Dilansir dari kompas.com, para pengusaha ini kerap meminta Kartu Tanda Penduduk (KTP) nelayan guna didaftarkan ke Kementerian Kelautan dan Perikanan (KKP) sehingga para calon eksportir ini mendapat jatah ekspor benur. Sebab salah satu ketentuan diizinkannya ekspor adalah mengajak kerja sama nelayan tradisional.
“Saya sampaikan fakta di lapangan, semua perusahaan ini, turun ke lapangan untuk mendata nelayan, mencari KTP nelayan dalam rangka mencari kuota untuk dapat ekspor benih,” kata Amin pada jumat, (10/7).
Dalam penyampaiannya amin menerangkan, para nelayan tersebut tidak mengerti perkara mengurus izin untuk menjadi penangkap benur. Kebanyakan yang mengerti adalah orang-orang yang di “darat”, alias bukan yang bekerja langsung di laut.
Inilah yang kemudian dimanfaatkan para calon eksportir untuk mendaftarkan para nelayan.

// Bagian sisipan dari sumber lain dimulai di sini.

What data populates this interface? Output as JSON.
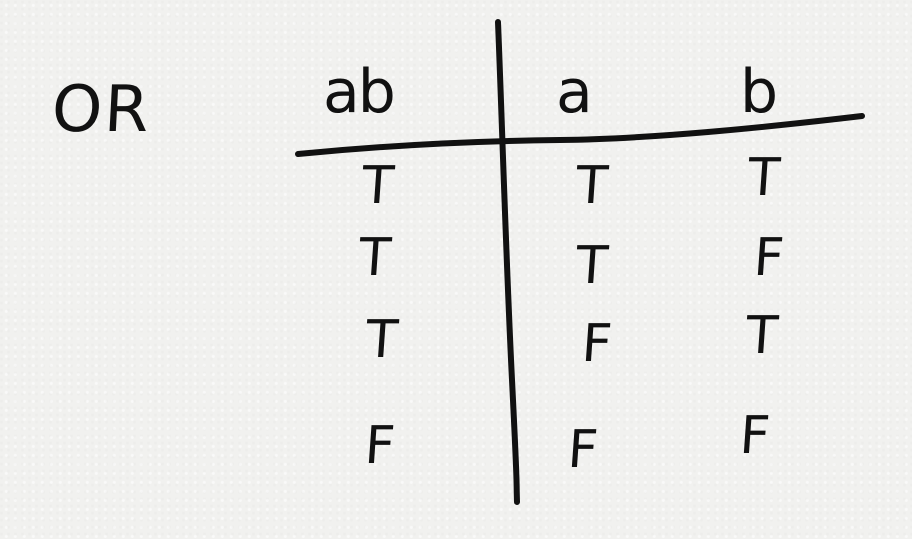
{
  "title": "OR",
  "headers": [
    "ab",
    "a",
    "b"
  ],
  "rows": [
    [
      "T",
      "T",
      "T"
    ],
    [
      "T",
      "T",
      "F"
    ],
    [
      "T",
      "F",
      "T"
    ],
    [
      "F",
      "F",
      "F"
    ]
  ]
}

“Yang terjadi ke depan adalah akan terjadi konflik saya lihatnya. Bahwa “Oh, saya dari gunung punya izin menangkap benih. Kamu enggak boleh karena enggak punya izin,”. Itu yang terjadi. Menurut saya sih untuk apa ada izin hari ini? Yanf penting untuk diawasi ketat ini adalah perusahaanya,” ujar Amin.
Amin pun menilai Peraturan Menteri KP Nomor 12/2020 yang mengakomodir ekspor dan budidaya hanyalah kamuflase. Menurutnya, Permen ini lebih menitikberatkan pada ekspor benur alih-alih budidaya.
Hal itu terlihat dari adanya beberapa eksportir yang sudah lenggang mengekspor benur padahal belum ada realisasi budidaya. Teranyar, 4 perusahaan telah mengekspor benur pada Jumat dini hari
Menurut Juknis yang diterbitkan KKP, calon eksportir boleh mengekspor benur jika eksportir melakukan kegiatan budidaya dan sudah panen berkelanjutan. Eksportir juga harus melepas hasilnya sebanyak 2 persen.
“Pertanyaan kita adalah, sejak Mei sampai hari ini baru 1 bulan, sementara kegiatan budidaya pengalaman kami di Lombok, butuh 8-12 bulan. Itu baru menghasilkan 150-200 gram. Darimana ini kok bisa teman-teman eksportir ekspor benih sementara Permen berbunyi seperti itu?,” pungkas Amin.